We told Angela, our hostess, that we'd be leaving early in the morning – and she insisted on making us a (delicious!) breakfast and bringing it to our room at 6 am.  Wow!  That's a photo of her concoction at left.  I've no idea what you'd call this thing, but it was really yummy.  A nice way to start off the morning, and as things turned out, this was the only time on the entire trip when we got our breakfast part of the bed & breakfasts we stayed at.

Angela found out we had a Tesla, and she asked us to take her picture with it so she could tease her boyfriend about seeing a Tesla before he could.   That was fun.  :) 

We passed miles and miles of beautiful farms on today's drive – gave us a real appreciation of the stunning productivity of America's farmlands.  In Iowa we saw lots of terraced farms.  I don't remember this from the trips across Iowa I made in the '60s and '70s, but that could just be my memory.  In addition to the terracing, we noted an interesting technique for preserving soil – wherever there was a place in a field where water ran off, permanent grasses were planted instead of a crop.  These hold the soil in place and slow the runoff down enough that it will drop any entrained soil.  Combined with the terracing (which reduces runoff in the first place) this appears to be a very effective way to keep soil from running into the rivers.

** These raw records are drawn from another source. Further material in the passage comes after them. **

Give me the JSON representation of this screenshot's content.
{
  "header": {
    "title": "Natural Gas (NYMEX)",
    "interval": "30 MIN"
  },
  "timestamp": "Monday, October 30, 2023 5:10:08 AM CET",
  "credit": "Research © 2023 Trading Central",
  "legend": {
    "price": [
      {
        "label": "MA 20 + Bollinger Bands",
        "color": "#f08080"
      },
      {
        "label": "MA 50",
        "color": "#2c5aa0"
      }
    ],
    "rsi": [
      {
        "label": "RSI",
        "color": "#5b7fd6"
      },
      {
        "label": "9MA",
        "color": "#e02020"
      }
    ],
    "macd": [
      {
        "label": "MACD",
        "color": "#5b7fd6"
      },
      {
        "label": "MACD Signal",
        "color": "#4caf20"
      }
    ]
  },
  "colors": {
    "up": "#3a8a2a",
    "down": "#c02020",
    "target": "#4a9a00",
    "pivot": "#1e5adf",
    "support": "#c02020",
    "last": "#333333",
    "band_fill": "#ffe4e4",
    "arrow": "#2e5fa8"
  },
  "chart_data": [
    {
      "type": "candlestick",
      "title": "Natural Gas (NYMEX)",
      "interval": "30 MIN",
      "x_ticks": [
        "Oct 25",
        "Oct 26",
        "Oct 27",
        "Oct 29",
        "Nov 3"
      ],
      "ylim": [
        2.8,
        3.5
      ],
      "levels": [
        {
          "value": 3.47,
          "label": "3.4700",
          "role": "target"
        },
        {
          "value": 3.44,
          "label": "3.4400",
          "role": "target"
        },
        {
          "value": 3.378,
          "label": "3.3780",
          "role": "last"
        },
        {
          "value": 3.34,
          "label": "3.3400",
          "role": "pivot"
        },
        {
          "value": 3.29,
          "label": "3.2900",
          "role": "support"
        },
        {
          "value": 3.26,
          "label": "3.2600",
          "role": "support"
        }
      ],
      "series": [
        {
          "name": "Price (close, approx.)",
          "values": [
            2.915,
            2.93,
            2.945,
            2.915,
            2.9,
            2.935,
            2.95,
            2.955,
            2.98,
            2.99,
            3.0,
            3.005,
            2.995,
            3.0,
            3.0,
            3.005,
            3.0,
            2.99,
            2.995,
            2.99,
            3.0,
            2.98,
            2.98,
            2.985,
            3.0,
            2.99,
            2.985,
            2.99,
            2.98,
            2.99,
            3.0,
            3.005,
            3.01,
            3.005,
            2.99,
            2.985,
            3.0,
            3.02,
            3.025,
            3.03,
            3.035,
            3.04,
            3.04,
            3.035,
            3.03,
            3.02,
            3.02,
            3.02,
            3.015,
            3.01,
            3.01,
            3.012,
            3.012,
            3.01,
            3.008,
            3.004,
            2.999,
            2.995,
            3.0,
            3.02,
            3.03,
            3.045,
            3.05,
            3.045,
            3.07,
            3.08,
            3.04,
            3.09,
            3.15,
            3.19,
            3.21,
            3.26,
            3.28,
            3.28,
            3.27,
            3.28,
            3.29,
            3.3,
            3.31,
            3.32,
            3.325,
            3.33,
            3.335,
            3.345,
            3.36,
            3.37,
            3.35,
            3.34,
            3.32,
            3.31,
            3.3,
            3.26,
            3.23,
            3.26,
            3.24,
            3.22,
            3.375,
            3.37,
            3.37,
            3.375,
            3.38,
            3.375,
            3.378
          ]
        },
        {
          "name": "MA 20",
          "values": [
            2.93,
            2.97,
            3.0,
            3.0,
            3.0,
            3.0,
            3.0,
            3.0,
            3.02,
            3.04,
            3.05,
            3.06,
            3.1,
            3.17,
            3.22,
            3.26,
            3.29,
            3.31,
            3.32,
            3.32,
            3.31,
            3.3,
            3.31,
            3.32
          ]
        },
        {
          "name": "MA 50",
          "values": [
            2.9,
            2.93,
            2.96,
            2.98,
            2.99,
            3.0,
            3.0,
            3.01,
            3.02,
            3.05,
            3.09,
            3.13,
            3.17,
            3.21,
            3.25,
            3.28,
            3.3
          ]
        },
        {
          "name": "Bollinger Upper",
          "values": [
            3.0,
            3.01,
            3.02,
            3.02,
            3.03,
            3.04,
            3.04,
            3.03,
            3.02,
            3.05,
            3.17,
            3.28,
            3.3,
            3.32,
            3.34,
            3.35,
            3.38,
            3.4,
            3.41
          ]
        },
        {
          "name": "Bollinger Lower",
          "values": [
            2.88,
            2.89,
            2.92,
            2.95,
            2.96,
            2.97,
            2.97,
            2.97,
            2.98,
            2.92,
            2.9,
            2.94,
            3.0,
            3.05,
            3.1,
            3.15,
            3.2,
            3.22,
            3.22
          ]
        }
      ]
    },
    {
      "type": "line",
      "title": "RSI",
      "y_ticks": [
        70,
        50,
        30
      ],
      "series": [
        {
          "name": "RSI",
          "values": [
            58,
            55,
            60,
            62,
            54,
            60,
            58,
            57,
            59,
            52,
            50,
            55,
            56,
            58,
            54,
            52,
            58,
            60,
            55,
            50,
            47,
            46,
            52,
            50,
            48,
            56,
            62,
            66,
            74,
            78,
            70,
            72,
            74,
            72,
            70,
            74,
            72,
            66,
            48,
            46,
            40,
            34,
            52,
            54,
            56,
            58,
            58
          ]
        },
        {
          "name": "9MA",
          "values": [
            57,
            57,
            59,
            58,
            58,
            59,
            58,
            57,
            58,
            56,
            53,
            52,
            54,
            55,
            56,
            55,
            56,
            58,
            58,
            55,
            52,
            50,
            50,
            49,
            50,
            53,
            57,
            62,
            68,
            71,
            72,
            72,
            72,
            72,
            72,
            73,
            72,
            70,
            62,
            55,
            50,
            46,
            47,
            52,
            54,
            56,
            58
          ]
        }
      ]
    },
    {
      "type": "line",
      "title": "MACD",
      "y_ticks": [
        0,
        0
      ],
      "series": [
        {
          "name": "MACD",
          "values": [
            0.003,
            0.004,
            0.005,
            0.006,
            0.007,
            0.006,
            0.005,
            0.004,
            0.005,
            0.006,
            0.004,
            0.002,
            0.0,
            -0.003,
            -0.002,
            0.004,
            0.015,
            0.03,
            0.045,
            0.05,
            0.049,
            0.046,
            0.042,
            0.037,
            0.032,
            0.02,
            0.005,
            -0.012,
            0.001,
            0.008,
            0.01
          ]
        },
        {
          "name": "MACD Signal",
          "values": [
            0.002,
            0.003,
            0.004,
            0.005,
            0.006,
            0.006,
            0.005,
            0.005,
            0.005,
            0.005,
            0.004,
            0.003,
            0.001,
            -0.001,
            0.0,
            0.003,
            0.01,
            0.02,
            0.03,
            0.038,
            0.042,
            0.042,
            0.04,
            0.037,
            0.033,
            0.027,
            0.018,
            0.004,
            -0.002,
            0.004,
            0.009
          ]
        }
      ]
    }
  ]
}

Iowa had particularly beautiful rest areas on the Interstate, nicely landscaped, well-tended, with interesting displays and art.  Much of the latter was related to soil conservation – apparently a very big topic in Iowa.  At one of these rest stops, as I climbed back into our car, I noticed an (expensive-looking) cell phone lying on the pavement.  After some messing about (the phone was completely unlocked), Debbie (who knows more about Android phones than I do) managed to call the boyfriend of the phone owner.  Turns out he was in the car with the young woman who owned the phone, and they were just a few miles away!  We waited a few minutes for them to return, and then gave the phone back to the very grateful young lady.  We were cell phone heroes!